Relaxation of ISD provisions
An overall relaxation of the ISD provisions has been brought in through this Budget.
The definition of ISD has been extended to an office of an ‘outsourced manufacturing unit’, which includes both a job worker who pays duty on goods manufactured for the ISD, as well as a contract manufacturer who produces goods for an ISD under the latter’s brand name and pays duty. Rule 7 has correspondingly been amended to enable distribution of input service credit to an outsourced manufacturing unit in addition to own manufacturing units. Outsourced manufacturing units are required to maintain separate accounts of credit received from each ISD and use such credit for payment of duty on goods manufactured for the respective ISD. This provision applies only prospectively, and credit of input services available with an ISD as on March 01, 2016 cannot be distributed to an outsourced manufacturing unit.
The amendment overcomes the decision in Sunbell Alloys Co. of India Ltd. vs. CCE, Belapur [2014 (34) STR 597 (Tri.-Mumbai)], which denied CENVAT to a jobber against the ISD invoice issued by the principal manufacture.
Furthermore, it has also been made clear that Rule 6 is not to be applied by an ISD while distributing the credit; rather, the unit to whom the credit has been distributed must apply Rule 6 upon receiving the distributed credit.
Additionally, Rule 7B has been inserted to enable manufacturers with multiple manufacturing units to avail CENVAT on the basis of an Excise invoice issued by the warehouse storing inputs (raw material, packing material etc.)
...of the said manufacturer.
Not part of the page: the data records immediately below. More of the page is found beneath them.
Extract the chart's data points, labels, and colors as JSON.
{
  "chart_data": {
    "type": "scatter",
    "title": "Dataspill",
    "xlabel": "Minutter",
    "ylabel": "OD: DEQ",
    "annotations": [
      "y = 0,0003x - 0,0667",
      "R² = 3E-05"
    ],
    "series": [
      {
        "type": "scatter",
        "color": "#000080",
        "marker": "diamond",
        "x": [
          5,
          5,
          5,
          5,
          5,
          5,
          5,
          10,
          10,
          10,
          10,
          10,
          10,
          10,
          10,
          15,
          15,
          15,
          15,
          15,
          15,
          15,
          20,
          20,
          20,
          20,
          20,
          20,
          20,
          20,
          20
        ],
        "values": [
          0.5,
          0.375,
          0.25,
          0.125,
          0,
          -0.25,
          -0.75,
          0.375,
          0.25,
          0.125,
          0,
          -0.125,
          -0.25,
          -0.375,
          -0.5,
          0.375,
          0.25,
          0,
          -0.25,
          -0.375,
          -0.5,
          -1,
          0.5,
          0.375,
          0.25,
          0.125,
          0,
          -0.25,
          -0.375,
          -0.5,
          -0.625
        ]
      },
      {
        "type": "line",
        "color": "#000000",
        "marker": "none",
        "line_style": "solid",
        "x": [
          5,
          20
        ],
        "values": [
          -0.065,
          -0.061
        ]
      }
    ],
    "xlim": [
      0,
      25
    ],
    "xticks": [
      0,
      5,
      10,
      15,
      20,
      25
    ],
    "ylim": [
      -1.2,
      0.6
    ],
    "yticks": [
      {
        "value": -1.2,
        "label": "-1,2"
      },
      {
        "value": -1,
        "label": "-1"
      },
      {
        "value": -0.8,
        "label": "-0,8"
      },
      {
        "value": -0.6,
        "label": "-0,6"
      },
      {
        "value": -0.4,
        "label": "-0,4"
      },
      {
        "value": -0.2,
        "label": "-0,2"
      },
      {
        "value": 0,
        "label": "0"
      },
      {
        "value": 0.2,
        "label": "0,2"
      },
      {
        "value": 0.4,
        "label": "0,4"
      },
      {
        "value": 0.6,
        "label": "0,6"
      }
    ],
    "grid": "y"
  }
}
The procedure as applicable to a first stage dealer or a second stage dealer would apply to such warehouse in this regard.
All of the aforesaid amendments effectively remove existing blockages to enable free flow of credits for both manufacturers and service providers.
Utilisation of credit
Certain restrictions have been placed on utilisation of CENVAT under the Credit Rules. In respect of the newly imposed Krishi Kalyan Cess, which will come into force from June 01, 2016, credit of the Cess paid on input services will be permitted to be utilized only for payment of the Cess on output services. Further, no provision for inter-sectoral credit of the Cess has been made for manufacturers.
A similar restriction on utilisation has been introduced for the proposed Infrastructure Cess (also to come into force from June 01, 2016) which is to be levied on certain motor vehicles.
The existing provisions in respect of the levy of National Calamity Contingent Duty (NCCD) have also been modified to provide that only NCCD can be utilised for payment of output NCCD on any products.
On the upside, the ‘deemed utilisation’ provision for purposes of calculation of interest liability has been done away with.
Concluding comments
The aforesaid alignment of the CENVAT provisions has to some extent improved fungibility in the credit chain, cleared up certain ambiguities on reversals, and enabled ease of distribution of credit. The nature of changes suggests that they are possibly geared towards a liberalisation of the credit regime, with the proposed GST in mind.
However, as can be observed, most of the amendments usher in the good along with the bad.
In so far as the provisions have brought in consequences which are possibly unintended or have resulted in ambiguity, given that the CENVAT amendments will come into effect from April 1, 2016 (unless otherwise specified), there is a window of opportunity to address these issues, either legislatively or by way of clarification, in order to minimise any confusion and adverse fallout.